“Agarrar para el lado de los tomates” [desvariar, irse por las ramas]; “Dar más lata que un cochino bajo el brazo” [ser muy latoso,sa]; “De petaca ajena, la mano se llena” [persona que abusa llevándose lo más posible de algo que se le convida]; “Del año de la nana” [de tiempo inmemorial]; “Estar más contento que un tonto con una tiza” [estar muy feliz]; “Las mujeres de la sierra, cuando tienen un chiquillo, en vez de cantarle El coco, le cantan un fandanguillo” [en vez de provocarle miedo, lo arrullan con cantos]; “Los curas y taberneros son hombres del mismo oficio: los curas bautizan nenes; los taberneros, el vino” [le añaden agua y así lo hacen rendir]; “Para el chocolate, prevéngase el tecomate” [sugiere beberlo en olla de barro]; “Parece que habrá hule” [pelea generalizada]; “Parece que se ha tragado el molinillo” [persona que no está quieta ni un instante]; “Ser de muchos tompeates” [muy valiente, con carácter]; “Tener cacao mental” [tener confusión].
¿Qué características guardan en común las locuciones y coplas anteriores (apenas unas cuantas muestras de cientos de refranes similares, recopilados por el arribafirmante)? Que son comunes y corrientes en España pero inusuales o desconocidas en nuestro país, y que todas incluyen un nahuatlismo: tomate (tómatl), cochino (cochini, ‘dormilón’), petaca (petlacalli, ‘maleta, caja’), nana (nanatli, ‘madre, nodriza’), tiza (tízatl, ‘gis’), coco (cocoliztli, ‘epidemia, enfermedad’), nene (nénetl, ‘niño, muñeco’), chocolate (chocólatl), tecomate (tecómatl, ‘vasija’), hule (ulli, ‘goma, resina’), molinillo (moliniani, ‘que se mueve o se menea’), tompeate (tompiatli, ‘cesto de palma, testículo’), cacao (cacáhuatl).

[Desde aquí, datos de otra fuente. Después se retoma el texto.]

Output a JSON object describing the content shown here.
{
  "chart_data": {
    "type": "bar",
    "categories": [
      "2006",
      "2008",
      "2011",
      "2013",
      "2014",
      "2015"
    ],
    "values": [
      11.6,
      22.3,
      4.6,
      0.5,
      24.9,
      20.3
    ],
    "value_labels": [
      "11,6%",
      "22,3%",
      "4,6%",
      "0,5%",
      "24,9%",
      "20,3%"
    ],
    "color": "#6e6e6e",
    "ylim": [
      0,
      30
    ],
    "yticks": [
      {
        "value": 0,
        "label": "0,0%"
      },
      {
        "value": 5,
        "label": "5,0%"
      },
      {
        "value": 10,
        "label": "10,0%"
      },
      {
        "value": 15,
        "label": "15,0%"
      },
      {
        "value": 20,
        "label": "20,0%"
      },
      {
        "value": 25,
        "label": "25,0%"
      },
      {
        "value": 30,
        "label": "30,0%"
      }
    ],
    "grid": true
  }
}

No importa de qué manera se le enfoque —descubrimiento, encuentro, invasión, conquista, etc.—, parto de una premisa inevitable: lo sucedido hace cinco siglos no fue unilateral. Así como hubo conquistadores propios y extraños, hubo conquistados propios y extraños. Europa, sobre todo España, también fue conquistada por América, principalmente por lo que hoy es México. Para constatarlo, tanto allá como acá, permanece un rico sustrato del náhuatl en la lengua española cotidiana. Y eso sin olvidar que entre nosotros, además, abundan los vocablos del purépecha (chacoaco, charal, guango), del maya (cenote, pibil, xtabentún), del cahíta (bule, buqui), del ténec (bocol, pemol), del zapoteco (guelaguetza, muxe), del coca (mariachi), del tarahumara (guarura) y más voces ya castellanizadas, o si se quiere: mexicanizadas, en su pronunciación y escritura.
¿Ganamos algo con reducir nuestra Historia a una sola dirección y no como un viaje de ida y vuelta, por lo menos en materia de lenguaje? ¿Por qué polarizarnos y darnos baños de pureza maniqueísta? ¿Bajo qué argumento sólido cabe justificar la hispanofobia y la aztecofilia, recrudecidas en los tres años recientes? ¿Somos más mexicanos por embodegar la estatua a Colón, maquetizar el Templo Mayor de Tenochtitlan, proyectar sobre él luces de idílicos pasados “originarios” y organizar un choucito de música anodina, tocada por un ensamble de dulce, de chile y de manteca, cantada a lo folcloroide y brincoteada por un balet académico la noche del Grito en el Zócalo?
En España se emplea otra locución adverbial con nahuatlismo, no acostumbrada en México: “Haber tomates” [ocurrir un lío, un enredo, un desorden]. Cualquier similitud entre su significado y la realidad actual del país donde se originó su palabra clave, ha de ser pura casualidad semántica.